Secondly, in order to engage you, I may have to lapse into some pretty dense language which to some can seem academic and mundane. Just a friendly warning.
Now, let me start the argument by saying that I agree with your first line (at least half of it anyway) about life itself being beautiful. However, that’s just about where my amicability ends. What you fail to realize, Don, is that “living” (just like “death” in this article) is just a small part of the all-encompassing universe. Indeed it was from the chaotic laws of the universe that molecules came together in just the right combination (depending on what you believe) to form the first organic compounds, which in turn formed the first life forms. Therefore, it would be more accurate to say that the universe is beautiful due to its impermanence and that life, having been created from this entity, derives its beauty from it.
Do not make the mistake of saying life contains change. Rather acknowledge the fact that life is change. Life is the constant shifting of electrons, protons and neutrons, it is the complex relationships between cells, tissues, enzymes and proteins; all driven by conscious thought. Amazing as such change is, one must realize it is just a part of the infinite change that is the universe. There was change before life, and there will be change long after it has gone. So too there was and will be beauty.

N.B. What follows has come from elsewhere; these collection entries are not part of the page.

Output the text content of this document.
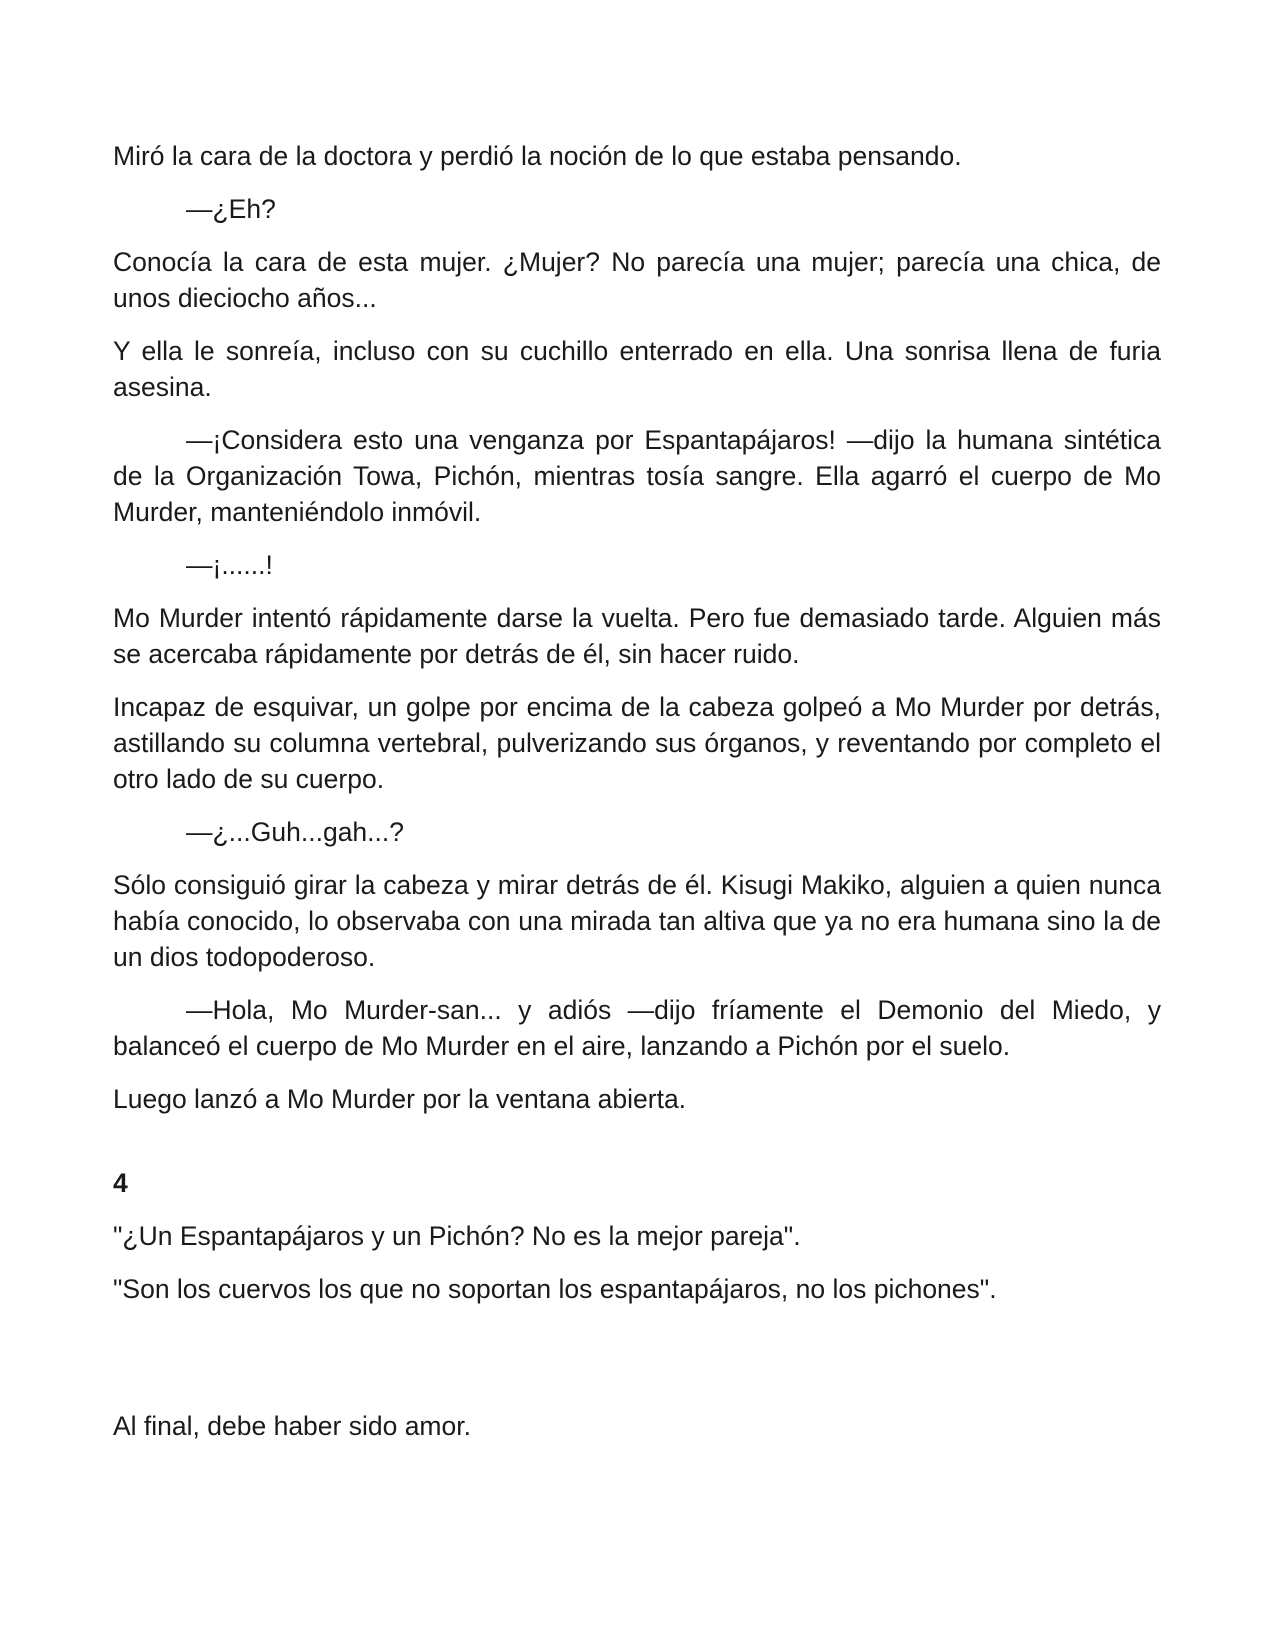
Miró la cara de la doctora y perdió la noción de lo que estaba pensando.

—¿Eh?

Conocía la cara de esta mujer. ¿Mujer? No parecía una mujer; parecía una chica, de unos dieciocho años...

Y ella le sonreía, incluso con su cuchillo enterrado en ella. Una sonrisa llena de furia asesina.

—¡Considera esto una venganza por Espantapájaros! —dijo la humana sintética de la Organización Towa, Pichón, mientras tosía sangre. Ella agarró el cuerpo de Mo Murder, manteniéndolo inmóvil.

—¡......!

Mo Murder intentó rápidamente darse la vuelta. Pero fue demasiado tarde. Alguien más se acercaba rápidamente por detrás de él, sin hacer ruido.

Incapaz de esquivar, un golpe por encima de la cabeza golpeó a Mo Murder por detrás, astillando su columna vertebral, pulverizando sus órganos, y reventando por completo el otro lado de su cuerpo.

—¿...Guh...gah...?

Sólo consiguió girar la cabeza y mirar detrás de él. Kisugi Makiko, alguien a quien nunca había conocido, lo observaba con una mirada tan altiva que ya no era humana sino la de un dios todopoderoso.

—Hola, Mo Murder-san... y adiós —dijo fríamente el Demonio del Miedo, y balanceó el cuerpo de Mo Murder en el aire, lanzando a Pichón por el suelo.

Luego lanzó a Mo Murder por la ventana abierta.

4

"¿Un Espantapájaros y un Pichón? No es la mejor pareja".

"Son los cuervos los que no soportan los espantapájaros, no los pichones".

Al final, debe haber sido amor.
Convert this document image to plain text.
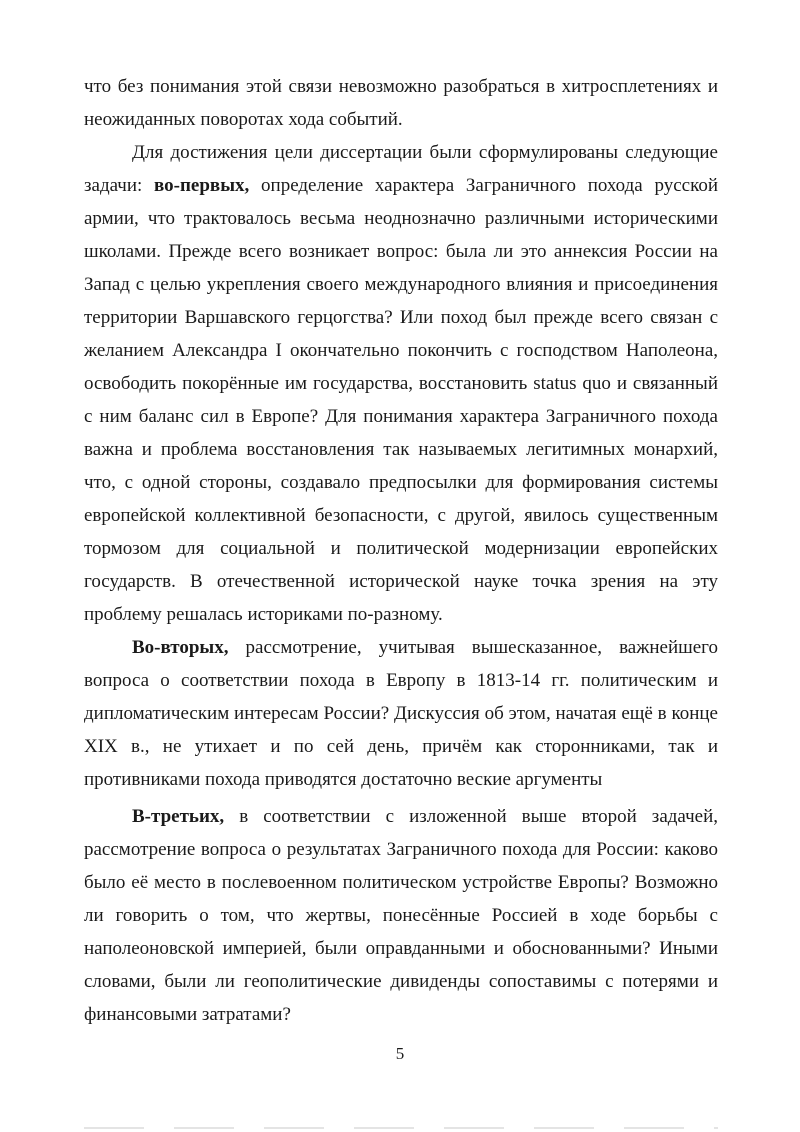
что без понимания этой связи невозможно разобраться в хитросплетениях и
неожиданных поворотах хода событий.
Для достижения цели диссертации были сформулированы следующие
задачи: во-первых, определение характера Заграничного похода русской
армии, что трактовалось весьма неоднозначно различными историческими
школами. Прежде всего возникает вопрос: была ли это аннексия России на
Запад с целью укрепления своего международного влияния и присоединения
территории Варшавского герцогства? Или поход был прежде всего связан с
желанием Александра I окончательно покончить с господством Наполеона,
освободить покорённые им государства, восстановить status quo и связанный
с ним баланс сил в Европе? Для понимания характера Заграничного похода
важна и проблема восстановления так называемых легитимных монархий,
что, с одной стороны, создавало предпосылки для формирования системы
европейской коллективной безопасности, с другой, явилось существенным
тормозом для социальной и политической модернизации европейских
государств. В отечественной исторической науке точка зрения на эту
проблему решалась историками по-разному.
Во-вторых, рассмотрение, учитывая вышесказанное, важнейшего
вопроса о соответствии похода в Европу в 1813-14 гг. политическим и
дипломатическим интересам России? Дискуссия об этом, начатая ещё в конце
XIX в., не утихает и по сей день, причём как сторонниками, так и
противниками похода приводятся достаточно веские аргументы
В-третьих, в соответствии с изложенной выше второй задачей,
рассмотрение вопроса о результатах Заграничного похода для России: каково
было её место в послевоенном политическом устройстве Европы? Возможно
ли говорить о том, что жертвы, понесённые Россией в ходе борьбы с
наполеоновской империей, были оправданными и обоснованными? Иными
словами, были ли геополитические дивиденды сопоставимы с потерями и
финансовыми затратами?
5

Now that we have roughly outlined my idea of life, let’s look at how death fits into this equation. You commit the logical fallacy of assuming death is the antithesis and/or absence of life when in fact, paradoxical as it may sound, they are inextricably linked. Life, as a manifestation of change, is a cycle. You’re born; you develop language ability and acquire knowledge; you mature into an adult; you age, becoming “old”. And then you die. Death, like birth, like ageing, is just one stage in this cycle.
As for what you call “stagnation” or “ugliness” try to conceive, if you can, the time before you were born. Imagine the billions of particles that constitute your body swirling around the cosmos. They were planets, stars, asteroids, gases, liquids and solids before they combined perfectly to form you. And guess what? After you die they’ll embark on a new journey, joyriding on an inter-stellar road trip of universal proportions. Tell me, Don, does that sound like “stagnation” to you?